Eileen McDermott, New York

Microsoft has pledged to make it easier for rival businesses to make products that are interoperable with its own software

Senior company officials told journalists during a telephone press conference on Thursday that Microsoft would expand its interoperability principles, particularly with respect to open source software.

Brad Smith, Steve Ballmer and Ray Ozzie
The press conference was attended by the company’s CEO Steve Ballmer, chief software architect Ray Ozzie, senior vice-president of server and tools business Bob Muglia, and general counsel Brad Smith.

Microsoft’s move comes less than six months after Europe’s Court of First Instance upheld a decision by the European Commission to fine the US company for breaching European antitrust rules.

In March 2004, the European Commission ruled that Microsoft’s refusal to provide interoperability information to competitors amounted to an abuse of its dominant market position. It fined the company €497 million and asked it to make a number of changes to its business practices.

In October last year, Microsoft agreed to comply with the Commission’s decision.

As part of that compliance, officials announced during Thursday’s call that the company would implement four new interoperability principles.

Officials pledged to ensure open connections for high volume products, promote data portability for high volume products, enhance Microsoft's support for industry standards, and foster a more open engagement with the software industry in general, as well as the open source software community in particular.

Brad Smith, Microsoft’s general counsel, said that the move would affect the company’s IP rights in several ways. First, developers will no longer need trade secret licences to obtain Microsoft’s application programming interfaces (APIs) and communications protocols in its high volume products. “Instead, developers will be able to access this information in the same way that they access any other page of content on the Web,” said Smith, referring to the 30,000 pages of technical documentation that Microsoft posted on its website on Thursday.

The new principles also provide for “royalty-free use of the patent rights relating to Microsoft's APIs in these products, so that any other software that calls on these APIs in Microsoft's products can do so without any concern about patent issues”.

Finally, the enhanced interoperability principles are expected to affect patent rights relating to Microsoft’s communications protocols. Microsoft said that the new patent framework committed it to making patent licences for the protocols available on reasonable and nondiscriminatory terms, and at very low royalty rates. It will also provide a patent covenant not to sue open source developers for development or noncommercial distribution of implementations of these protocols.

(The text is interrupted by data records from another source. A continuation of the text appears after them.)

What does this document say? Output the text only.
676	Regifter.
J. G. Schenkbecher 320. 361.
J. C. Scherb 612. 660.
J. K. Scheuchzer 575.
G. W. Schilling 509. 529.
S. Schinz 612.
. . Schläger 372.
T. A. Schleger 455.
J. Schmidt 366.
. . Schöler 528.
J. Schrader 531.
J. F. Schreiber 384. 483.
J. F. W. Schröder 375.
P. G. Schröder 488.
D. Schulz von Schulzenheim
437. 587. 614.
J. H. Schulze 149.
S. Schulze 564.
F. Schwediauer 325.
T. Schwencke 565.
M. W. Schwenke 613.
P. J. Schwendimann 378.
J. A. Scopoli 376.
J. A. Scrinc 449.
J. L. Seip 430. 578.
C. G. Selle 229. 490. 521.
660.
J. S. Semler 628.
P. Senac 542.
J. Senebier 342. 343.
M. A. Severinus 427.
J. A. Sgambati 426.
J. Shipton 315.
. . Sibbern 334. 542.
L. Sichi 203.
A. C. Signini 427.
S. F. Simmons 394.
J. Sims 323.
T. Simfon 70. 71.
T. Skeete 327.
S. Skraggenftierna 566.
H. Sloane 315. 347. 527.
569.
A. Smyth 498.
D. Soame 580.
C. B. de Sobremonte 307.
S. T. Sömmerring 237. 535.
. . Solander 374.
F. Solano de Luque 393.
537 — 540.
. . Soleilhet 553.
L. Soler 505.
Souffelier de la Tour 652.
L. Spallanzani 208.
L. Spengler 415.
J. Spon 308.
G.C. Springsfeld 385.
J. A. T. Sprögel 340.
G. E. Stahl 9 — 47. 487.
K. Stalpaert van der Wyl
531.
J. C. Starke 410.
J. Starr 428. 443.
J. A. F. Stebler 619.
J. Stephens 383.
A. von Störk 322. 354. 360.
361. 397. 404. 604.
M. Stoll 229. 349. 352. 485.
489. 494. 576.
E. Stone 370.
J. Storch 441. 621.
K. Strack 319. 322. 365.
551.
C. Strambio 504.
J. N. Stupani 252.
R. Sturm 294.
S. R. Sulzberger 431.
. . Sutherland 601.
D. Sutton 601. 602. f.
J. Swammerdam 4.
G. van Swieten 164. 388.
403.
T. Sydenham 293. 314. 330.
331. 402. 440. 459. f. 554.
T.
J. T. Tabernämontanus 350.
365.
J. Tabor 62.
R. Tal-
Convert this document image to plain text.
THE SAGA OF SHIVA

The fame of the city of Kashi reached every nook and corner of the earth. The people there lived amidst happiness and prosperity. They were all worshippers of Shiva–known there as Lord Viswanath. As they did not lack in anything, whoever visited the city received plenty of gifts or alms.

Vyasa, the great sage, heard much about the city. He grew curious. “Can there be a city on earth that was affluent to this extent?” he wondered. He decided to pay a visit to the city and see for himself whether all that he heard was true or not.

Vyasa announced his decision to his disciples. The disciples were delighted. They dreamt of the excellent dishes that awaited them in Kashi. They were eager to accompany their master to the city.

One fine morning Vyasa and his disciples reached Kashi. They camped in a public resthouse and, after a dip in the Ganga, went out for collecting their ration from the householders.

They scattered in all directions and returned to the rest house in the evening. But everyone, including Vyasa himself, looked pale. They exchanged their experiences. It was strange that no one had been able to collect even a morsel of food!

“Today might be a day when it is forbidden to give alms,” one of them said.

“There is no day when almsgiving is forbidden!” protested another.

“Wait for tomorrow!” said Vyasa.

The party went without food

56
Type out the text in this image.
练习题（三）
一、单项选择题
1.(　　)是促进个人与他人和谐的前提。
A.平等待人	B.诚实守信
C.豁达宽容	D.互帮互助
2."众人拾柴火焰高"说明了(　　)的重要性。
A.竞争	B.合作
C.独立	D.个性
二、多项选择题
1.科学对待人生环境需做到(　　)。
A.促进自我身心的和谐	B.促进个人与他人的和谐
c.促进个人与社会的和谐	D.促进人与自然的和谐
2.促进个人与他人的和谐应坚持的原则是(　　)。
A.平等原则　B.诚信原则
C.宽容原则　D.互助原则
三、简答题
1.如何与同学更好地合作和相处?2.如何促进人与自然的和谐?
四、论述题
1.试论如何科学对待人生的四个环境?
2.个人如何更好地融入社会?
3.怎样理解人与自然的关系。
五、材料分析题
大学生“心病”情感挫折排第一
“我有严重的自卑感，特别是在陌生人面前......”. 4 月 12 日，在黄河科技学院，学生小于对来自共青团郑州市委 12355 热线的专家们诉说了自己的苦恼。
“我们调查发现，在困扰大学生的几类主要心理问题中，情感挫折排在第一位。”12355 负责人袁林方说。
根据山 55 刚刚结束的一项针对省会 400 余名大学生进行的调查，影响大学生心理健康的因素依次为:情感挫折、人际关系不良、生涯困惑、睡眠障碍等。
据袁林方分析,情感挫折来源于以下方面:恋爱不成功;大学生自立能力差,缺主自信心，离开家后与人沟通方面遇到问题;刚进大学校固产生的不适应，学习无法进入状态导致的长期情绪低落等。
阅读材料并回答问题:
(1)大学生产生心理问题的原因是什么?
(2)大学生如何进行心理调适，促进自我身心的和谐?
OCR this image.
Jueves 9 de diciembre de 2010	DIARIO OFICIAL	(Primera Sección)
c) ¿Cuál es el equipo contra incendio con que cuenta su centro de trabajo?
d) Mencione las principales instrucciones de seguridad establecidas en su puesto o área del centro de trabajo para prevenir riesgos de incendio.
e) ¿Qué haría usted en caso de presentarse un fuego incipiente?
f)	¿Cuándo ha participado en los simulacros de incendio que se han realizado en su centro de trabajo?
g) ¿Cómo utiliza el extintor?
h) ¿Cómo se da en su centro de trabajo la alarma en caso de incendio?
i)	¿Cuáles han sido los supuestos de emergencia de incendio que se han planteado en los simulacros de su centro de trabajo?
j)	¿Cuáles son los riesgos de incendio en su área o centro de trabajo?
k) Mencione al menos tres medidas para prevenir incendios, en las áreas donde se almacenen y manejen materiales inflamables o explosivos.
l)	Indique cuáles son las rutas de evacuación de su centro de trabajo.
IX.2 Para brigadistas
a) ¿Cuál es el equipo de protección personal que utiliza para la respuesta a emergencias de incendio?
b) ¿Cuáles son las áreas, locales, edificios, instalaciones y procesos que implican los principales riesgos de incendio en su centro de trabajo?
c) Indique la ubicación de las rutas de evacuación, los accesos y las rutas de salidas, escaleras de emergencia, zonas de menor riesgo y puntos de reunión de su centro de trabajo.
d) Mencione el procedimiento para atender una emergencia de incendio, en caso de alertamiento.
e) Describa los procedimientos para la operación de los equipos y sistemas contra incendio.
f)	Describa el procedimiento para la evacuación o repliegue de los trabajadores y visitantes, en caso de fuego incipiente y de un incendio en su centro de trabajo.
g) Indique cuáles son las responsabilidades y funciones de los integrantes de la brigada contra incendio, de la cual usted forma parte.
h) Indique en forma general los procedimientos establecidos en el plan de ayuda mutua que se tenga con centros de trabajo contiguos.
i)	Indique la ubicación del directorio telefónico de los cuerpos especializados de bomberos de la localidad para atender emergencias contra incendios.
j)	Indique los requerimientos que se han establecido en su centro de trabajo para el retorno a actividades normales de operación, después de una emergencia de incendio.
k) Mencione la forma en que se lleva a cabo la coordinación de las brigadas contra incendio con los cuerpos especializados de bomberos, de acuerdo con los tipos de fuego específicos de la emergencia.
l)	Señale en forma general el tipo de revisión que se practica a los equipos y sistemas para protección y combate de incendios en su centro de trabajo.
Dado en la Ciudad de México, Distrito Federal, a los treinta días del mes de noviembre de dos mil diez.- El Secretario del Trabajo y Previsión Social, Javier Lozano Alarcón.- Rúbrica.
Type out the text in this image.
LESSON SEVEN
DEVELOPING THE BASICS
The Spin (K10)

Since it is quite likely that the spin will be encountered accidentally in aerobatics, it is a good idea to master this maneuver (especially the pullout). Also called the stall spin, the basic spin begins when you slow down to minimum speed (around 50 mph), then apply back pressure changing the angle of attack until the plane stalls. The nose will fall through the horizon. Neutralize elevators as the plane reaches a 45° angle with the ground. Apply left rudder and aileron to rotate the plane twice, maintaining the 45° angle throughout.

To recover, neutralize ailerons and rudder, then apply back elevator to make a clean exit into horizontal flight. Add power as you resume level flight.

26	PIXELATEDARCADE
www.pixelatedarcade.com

But the European Commission seemed sceptical about Microsoft’s announcement. In a statement , it said: “This announcement does not relate to the question of whether or not Microsoft has been complying with EU antitrust rules in this area in the past. The Commission would welcome any move toward genuine interoperability. Nonetheless, the Commission notes that today’s announcement follows at least four similar statements by Microsoft in the past on the importance of interoperability.”

But Smith said that this time is different:

“This has been a continuing evolution, not just, I might add, for Microsoft, but in our view for the entire information technology industry. That said, I believe that today's step is certainly qualitatively, and quantitatively different from any step that we as a company have taken in the past.”